JANUARY 09: U.S. Vice President Joe Biden (3rd R) makes brief remarks to the press at the beginning of a meeting with U.S. Attorney General Eric Holder (4th R) and gun violence survivors and victims and gun safety advocacy groups in the Eisenhower Executive Office Building January 9, 2013 in Washington, DC. President Barack Obama appointed Biden to oversee a task force on gun violence. (Photo by Chip Somodevilla/Getty Images)

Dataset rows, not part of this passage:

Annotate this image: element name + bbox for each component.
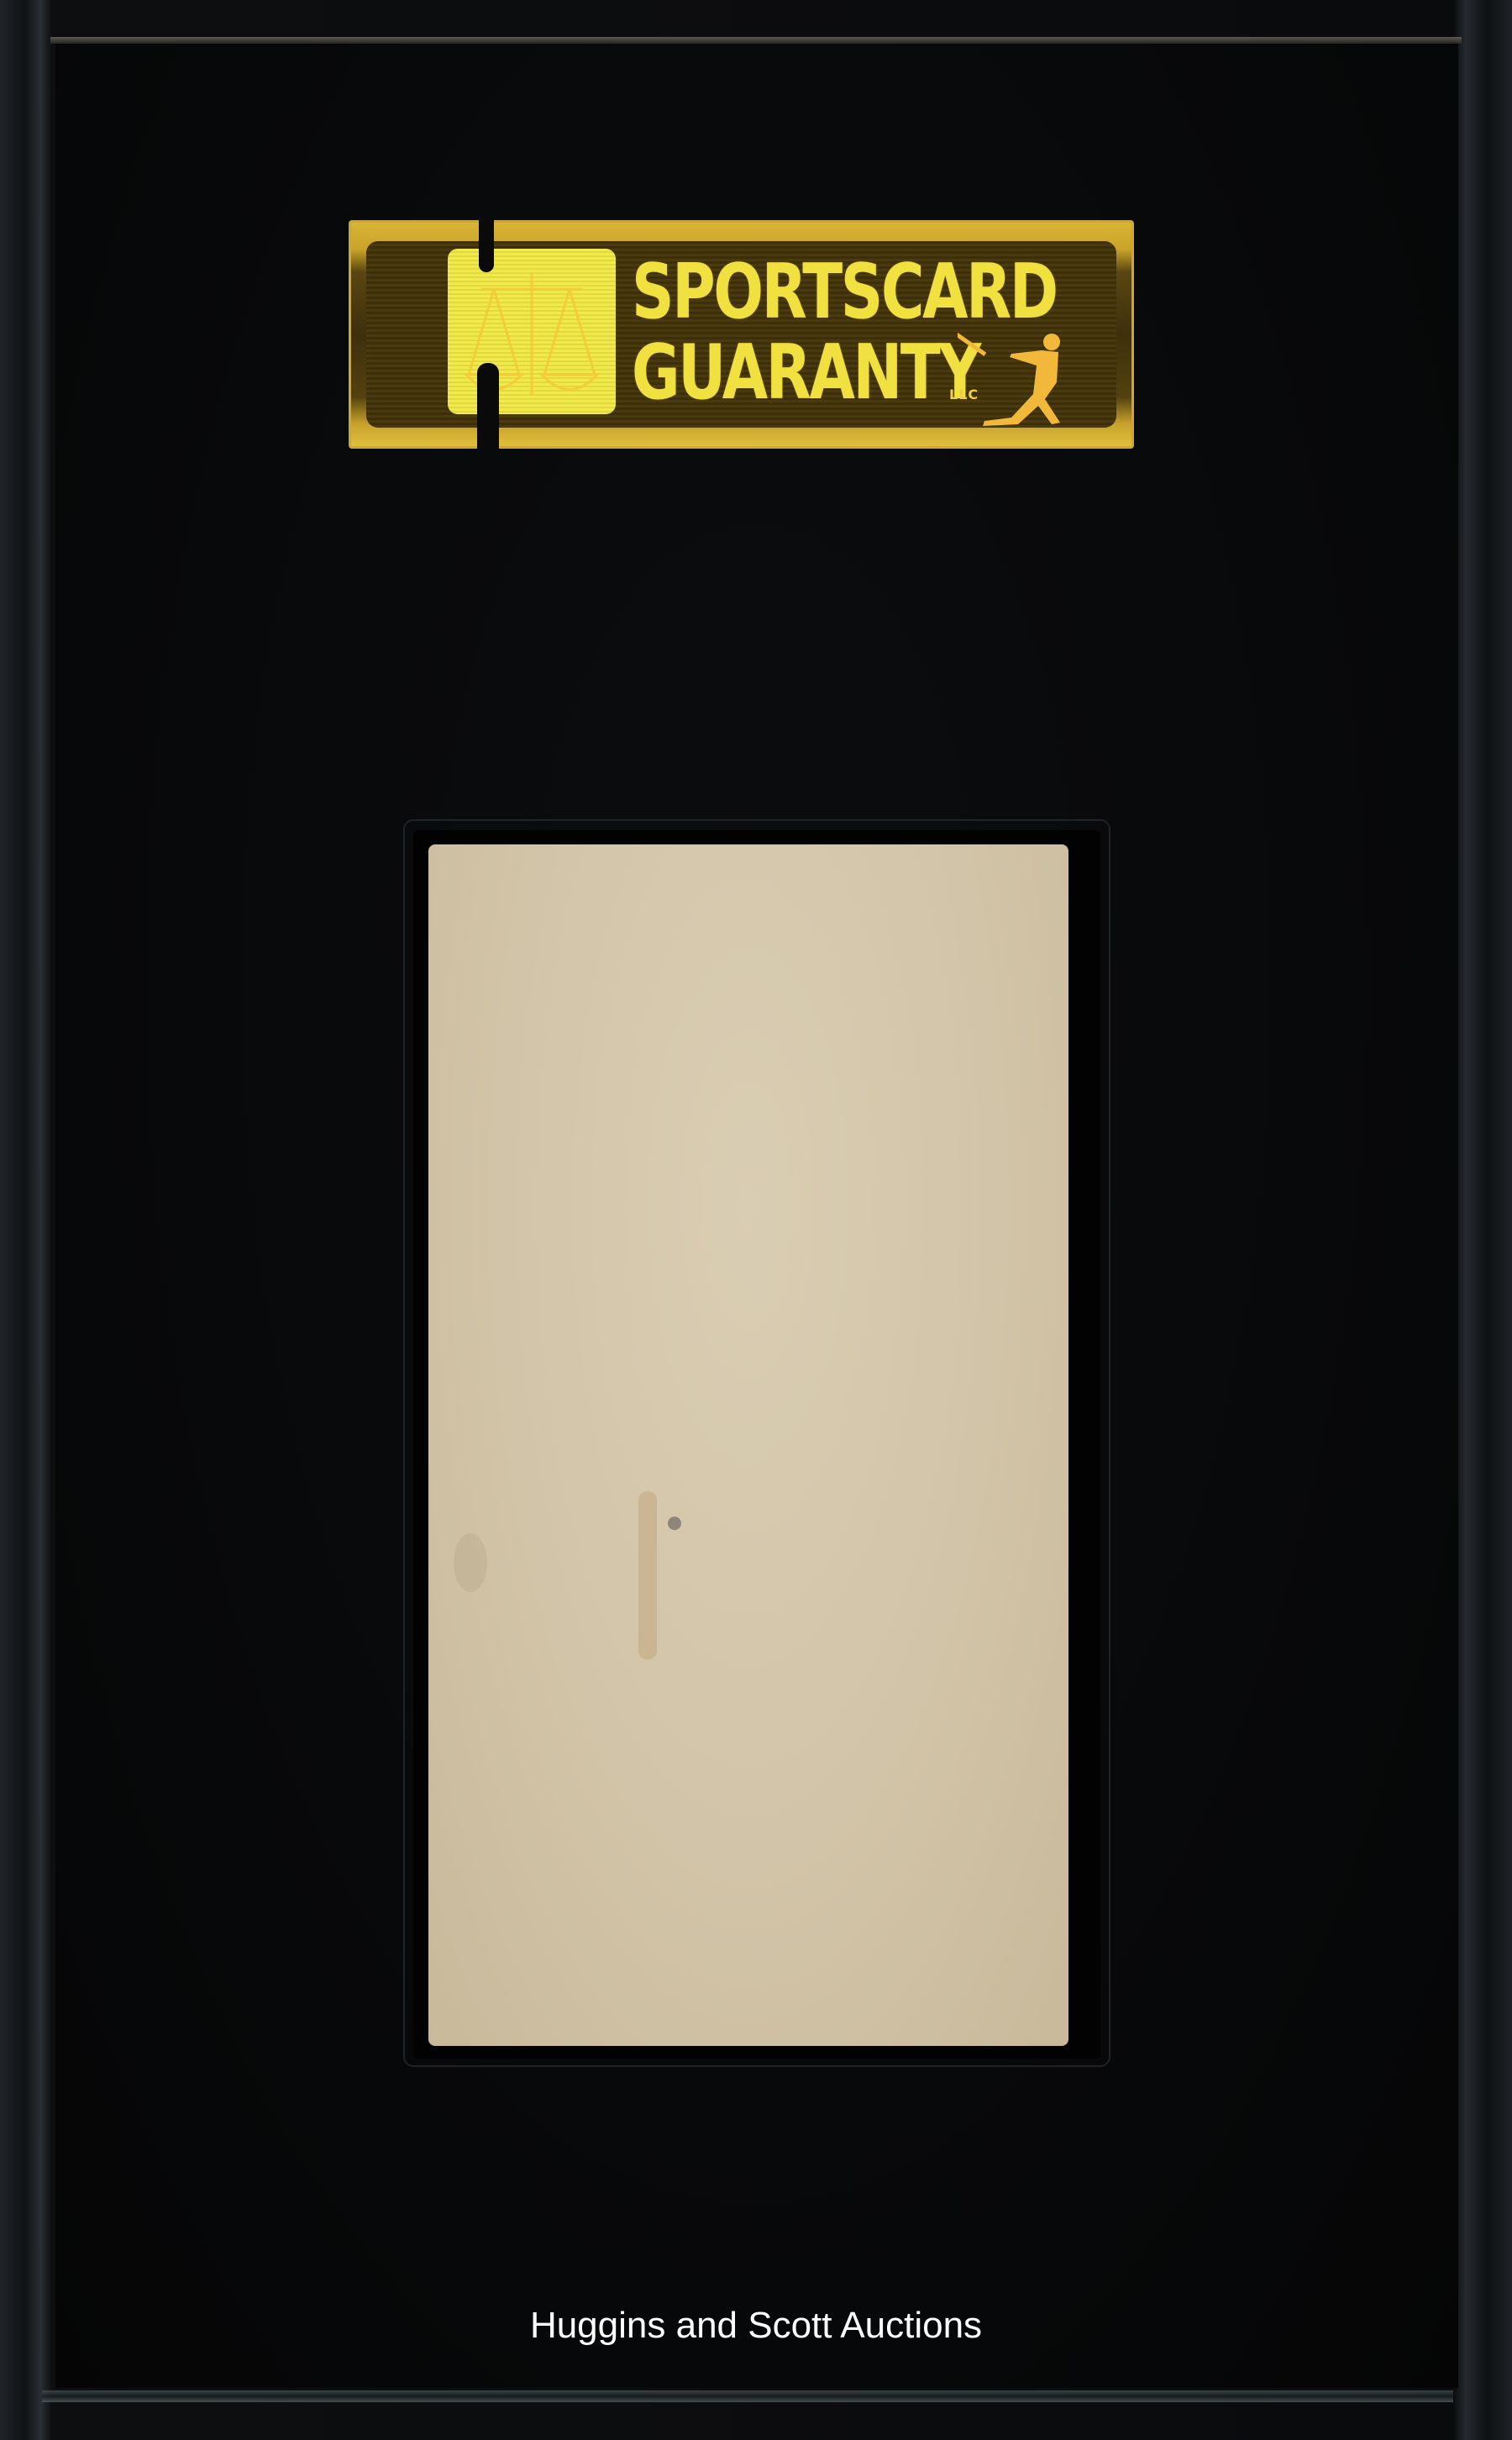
auction-watermark: Huggins and Scott Auctions xyxy=(0,2304,1512,2348)
holder-top-rail xyxy=(50,37,1462,44)
label-tape-mark xyxy=(479,220,494,272)
scales-of-justice-icon xyxy=(448,249,616,414)
holder-bottom-rail xyxy=(42,2390,1453,2402)
batter-silhouette-icon xyxy=(958,315,1075,433)
card-stain xyxy=(638,1491,657,1659)
card-stain xyxy=(454,1533,487,1592)
label-tape-mark xyxy=(477,363,499,450)
card-stain xyxy=(668,1517,681,1530)
trading-card-back xyxy=(428,844,1068,2046)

By David Jackson, USA TODAY
As he prepares a legislative package for President Obama's review,
Vice President Biden said Friday that multiple approaches are needed to
address the plague of gun violence.
"We know that there is no
silver bullet ... no seat belt you can put on," Biden said before
meeting with members of video game industry.
It's the latest in a
string of meetings Biden has held this week, with guests ranging from
gun-control advocates to gun rights supporters, hunters to retailers,
mayors to governors, lawyers to doctors, and faith leaders to
entertainment industry executives.
Biden has said he plans to make a series of recommendations to President Obama on Tuesday.
Obama
assigned Biden the task after the Dec. 14 shooting that killed 20
students and six adults at an elementary school in Newtown, Conn. The
president said he plans to make a major push for gun legislation this
year; he may also issue executive orders.
The video game meeting
came after the nation's biggest gun lobby, the National Rifle
Association, accused the Obama administration of focusing only on gun
control.
"We don't think that a ban on so-called assault weapons,
which hasn't worked in the past, is going to work this time," NRA
President David Keene told NBC'sTodayshow.
Renewal of the
assault weapons ban that lapsed in 2004 is an idea Obama has endorsed,
along with improvements to background checks of gun purchasers and
restrictions on the capacities of ammunition magazines.
Biden met
with the NRA and other gun-rights groups Thursday; on Friday, he
declined to respond to the group's post-meeting criticism. "I thought we
had a very straightforward, productive meeting," he told reporters.
The
president and vice president have said they respect the Second
Amendment right of gun ownership, and are looking for common-sense ways
to keep high-powered weapons away from people who shouldn't have them.
Obama
and Biden have also said they want to address other factors behind gun
violence, including mental health and cultural issues.
The latter
concern prompted the vice president's meeting with members of the video
game industry, some of whose products have been accused of desensitizing
young people to the nature of violence.
"You have not been singled out," Biden said. "I come to this meeting with no judgment."